この光源を遠方の平面に投影するとどのように見えるのかを、照度分布図 ([解析] (Analyze) → [アプリケーション] (Applications) → [光源照度分布図] (Source Illumination Map)) を使用して確認することもできます (詳細については、「How to characterize far-field color mixing with the Source Illumination Map」を参照してください)。光源配光分布図 (および光源極座標図) と同じように、SDF ファイルと IES ファイルのどちらでも光源照度分布図を使用できます (これらの解析はすべて RSMX ファイルでも機能します)。一般的に、IES ファイルを使用する際は、光源のスペクトル分布を記述した SPCD ファイルも指定する必要があります。
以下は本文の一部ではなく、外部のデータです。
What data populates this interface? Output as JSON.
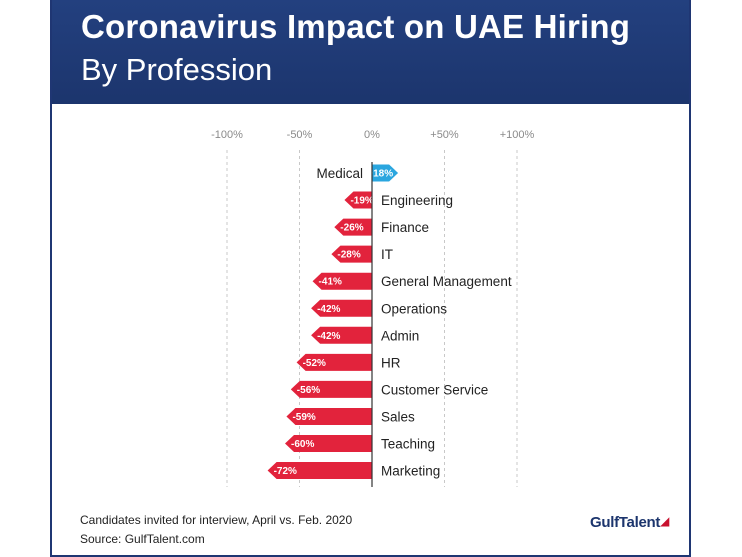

ただし、ここで示す例では、重みが同じ 2 つの波長 (0.46 ミクロンと 0.57 ミクロン) の光線のみが光源から放出されるにすぎません (このことは、メモ帳などの任意のテキスト エディタで SPCD ファイルを手動で開くことで確認できます)。つまり、ファイルに記録された点の数が少なすぎるため (SPCD ファイルの波長の最小数は 3 です)、OpticStudio ではスペクトル ファイルを使用できません。この例での簡単な代替策は、[波長データ] (Wavelength Data) ダイアログ ボックスで適切な波長を定義し、[光源の色 : ] (Source Color:) で [システム波長] (System Wavelengths) を選択することです。
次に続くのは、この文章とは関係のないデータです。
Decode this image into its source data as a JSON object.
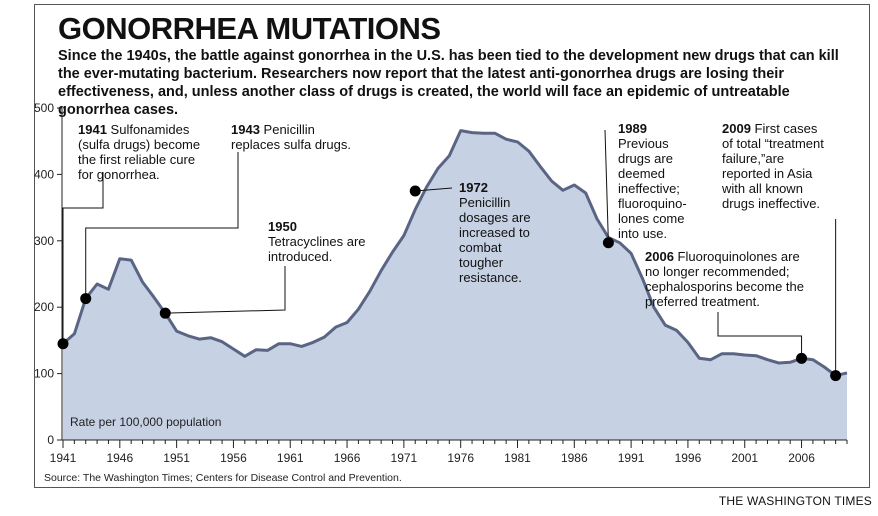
{
  "title": "GONORRHEA MUTATIONS",
  "subtitle": "Since the 1940s, the battle against gonorrhea in the U.S. has been tied to the development new drugs that can kill the ever-mutating bacterium. Researchers now report that the latest anti-gonorrhea drugs are losing their effectiveness, and, unless another class of drugs is created, the world will face an epidemic of untreatable gonorrhea cases.",
  "source": "Source: The Washington Times; Centers for Disease Control and Prevention.",
  "credit": "THE WASHINGTON TIMES",
  "colors": {
    "area": "#c6d2e3",
    "line": "#5a6585",
    "dot": "#000000"
  },
  "chart_data": {
    "type": "area",
    "ylabel": "Rate per 100,000 population",
    "ylim": [
      0,
      500
    ],
    "yticks": [
      0,
      100,
      200,
      300,
      400,
      500
    ],
    "xlim": [
      1941,
      2010
    ],
    "xticks": [
      1941,
      1946,
      1951,
      1956,
      1961,
      1966,
      1971,
      1976,
      1981,
      1986,
      1991,
      1996,
      2001,
      2006
    ],
    "grid": false,
    "series": [
      {
        "x": [
          1941,
          1942,
          1943,
          1944,
          1945,
          1946,
          1947,
          1948,
          1949,
          1950,
          1951,
          1952,
          1953,
          1954,
          1955,
          1956,
          1957,
          1958,
          1959,
          1960,
          1961,
          1962,
          1963,
          1964,
          1965,
          1966,
          1967,
          1968,
          1969,
          1970,
          1971,
          1972,
          1973,
          1974,
          1975,
          1976,
          1977,
          1978,
          1979,
          1980,
          1981,
          1982,
          1983,
          1984,
          1985,
          1986,
          1987,
          1988,
          1989,
          1990,
          1991,
          1992,
          1993,
          1994,
          1995,
          1996,
          1997,
          1998,
          1999,
          2000,
          2001,
          2002,
          2003,
          2004,
          2005,
          2006,
          2007,
          2008,
          2009,
          2010
        ],
        "y": [
          145,
          160,
          213,
          235,
          227,
          273,
          271,
          238,
          215,
          191,
          164,
          157,
          152,
          154,
          148,
          137,
          126,
          136,
          135,
          145,
          145,
          141,
          147,
          155,
          170,
          177,
          197,
          224,
          255,
          283,
          308,
          347,
          381,
          409,
          428,
          466,
          463,
          462,
          462,
          453,
          449,
          435,
          412,
          390,
          376,
          384,
          372,
          333,
          305,
          297,
          281,
          243,
          200,
          173,
          165,
          147,
          123,
          121,
          130,
          130,
          128,
          127,
          121,
          116,
          117,
          123,
          121,
          110,
          97,
          101
        ]
      }
    ],
    "annotations": [
      {
        "year": "1941",
        "text": [
          "Sulfonamides",
          "(sulfa drugs) become",
          "the first reliable cure",
          "for gonorrhea."
        ]
      },
      {
        "year": "1943",
        "text": [
          "Penicillin",
          "replaces sulfa drugs."
        ]
      },
      {
        "year": "1950",
        "text": [
          "Tetracyclines are",
          "introduced."
        ]
      },
      {
        "year": "1972",
        "text": [
          "Penicillin",
          "dosages are",
          "increased to",
          "combat",
          "tougher",
          "resistance."
        ]
      },
      {
        "year": "1989",
        "text": [
          "Previous",
          "drugs are",
          "deemed",
          "ineffective;",
          "fluoroquino-",
          "lones come",
          "into use."
        ]
      },
      {
        "year": "2006",
        "text": [
          "Fluoroquinolones are",
          "no longer recommended;",
          "cephalosporins become the",
          "preferred treatment."
        ]
      },
      {
        "year": "2009",
        "text": [
          "First cases",
          "of total “treatment",
          "failure,”are",
          "reported in Asia",
          "with all known",
          "drugs ineffective."
        ]
      }
    ],
    "markers": [
      {
        "x": 1941,
        "y": 145
      },
      {
        "x": 1943,
        "y": 213
      },
      {
        "x": 1950,
        "y": 191
      },
      {
        "x": 1972,
        "y": 375
      },
      {
        "x": 1989,
        "y": 297
      },
      {
        "x": 2006,
        "y": 123
      },
      {
        "x": 2009,
        "y": 97
      }
    ]
  }
}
上に示す [光源の位置と方位] (Source Position and Orientation) および [スクリーン サイズとサンプリング] (Screen Size and Sampling) の設定を使用すると、SDF ファイルと IES ファイルの結果は次のようになります。
SDF
IES
この 2 つの図の比較でも優れた一致を確認でき、ここでは IES データがさらに滑らかな結果を示しています。
ここで得られた IES ファイルを光学系で使用する場合は、ノンシーケンシャル光学系で光源 (IESNA ファイル) オブジェクトを選択し、入力としてこの IES ファイルを選択できます。光源のスペクトル分布を正確にモデル化するには、一般的に、[オブジェクト プロパティ] (Object Properties) ダイアログ ボックスの [光源] (Sources) タブで [光源の色] (Source Color) を [スペクトル ファイル] (Spectrum File) に設定する必要もあります。そのうえで、SDF から IES への変換時に作成された該当の SPCD ファイルを指定します。繰り返しますが、ここで説明した例ではこの操作は必要ありません。光源に記述されている波長は、重みが同じ 2 つの固有の波長のみなので、この情報は光学系の [波長データ] (Wavelength Data) ダイアログ ボックスで直接設定できるからです。